Several of Clapp's sons were also major merchants and were elected to political offices; Charles Q. Clapp, for whom the still-standing Charles Q. Clapp House and Charles Q. Clapp Block are named, one of them. Another son, Asa W. H. Clapp, represented Maine's 2nd congressional district in the 30th United States Congress (1847–1849). His daughter Elizabeth (1796–1873) married U.S. Supreme Court justice Levi Woodbury.

==Career==
Clapp was appointed a non-commissioned officer for the colonists during the American Revolution. After the war, Clapp worked as a sailor. He was present in Port au Prince at the beginning of the Haitian Revolution. He and William McLellan were witnesses to the massacre of the white population in the revolution's early stages. Clapp and Joseph Peabody had assisted the white population against the formerly enslaved rebels. In 1793, Clapp was captured by British officials as part of the French Revolutionary Wars and detained in England for six months. He was eventually released and compensated for lost cargo. In 1796, he established himself as a merchant in Portland, Maine, which was then part of the state of Massachusetts. In December 1807, the U.S. Congress passed the Embargo Act of 1807, which forbid merchants like Clapp from trading abroad. Though disastrous to his financial interests and the New England shipping economy in general, Clapp supported the measure. In 1811, he served on the Massachusetts Governor's Council under Governor Elbridge Gerry. Clapp also supported the United States during the War of 1812 despite it severely hurting his business interests.

When the Second Bank of the United States was chartered during the presidency of James Madison, Clapp was the largest subscriber in the District of Maine and was appointed Commissioner, though he did not maintain interest in the Bank for very long.

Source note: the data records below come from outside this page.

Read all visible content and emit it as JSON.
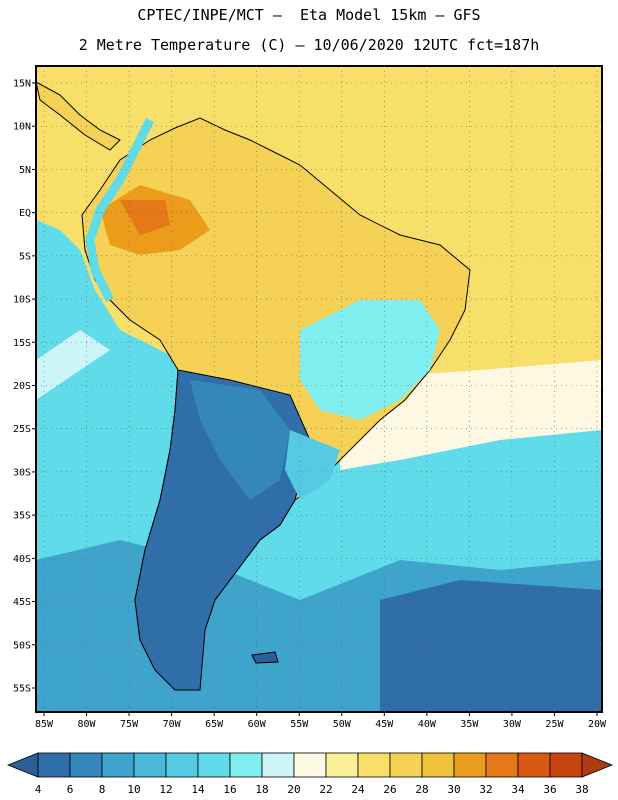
{
  "header": {
    "line1": "CPTEC/INPE/MCT –  Eta Model 15km – GFS",
    "line2": "2 Metre Temperature (C) – 10/06/2020 12UTC fct=187h"
  },
  "map": {
    "lat_labels": [
      "15N",
      "10N",
      "5N",
      "EQ",
      "5S",
      "10S",
      "15S",
      "20S",
      "25S",
      "30S",
      "35S",
      "40S",
      "45S",
      "50S",
      "55S"
    ],
    "lon_labels": [
      "85W",
      "80W",
      "75W",
      "70W",
      "65W",
      "60W",
      "55W",
      "50W",
      "45W",
      "40W",
      "35W",
      "30W",
      "25W",
      "20W"
    ]
  },
  "legend": {
    "labels": [
      "4",
      "6",
      "8",
      "10",
      "12",
      "14",
      "16",
      "18",
      "20",
      "22",
      "24",
      "26",
      "28",
      "30",
      "32",
      "34",
      "36",
      "38"
    ],
    "colors": [
      "#2b5f99",
      "#2f6ea8",
      "#3487bb",
      "#3ea4cb",
      "#4ab9d9",
      "#55cbe3",
      "#5fdbea",
      "#7fefef",
      "#cdf4f7",
      "#fdf8e2",
      "#fbf09a",
      "#f8df6a",
      "#f5d256",
      "#efc23c",
      "#ec9c1b",
      "#e57918",
      "#d85a10",
      "#c8440e",
      "#b03a10"
    ]
  }
}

A supporter of statehood, Clapp was a delegate to the October 1819 Maine statehood convention. After statehood was won, he served in the Maine House of Representatives from 1820 to 1823.

Clapp was a staunch Democrat and, at the age of 85 in 1847, briefly hosted President James K. Polk and Secretary of State James Buchanan during their visit to the city of Portland.

He died in Portland on April 17, 1848.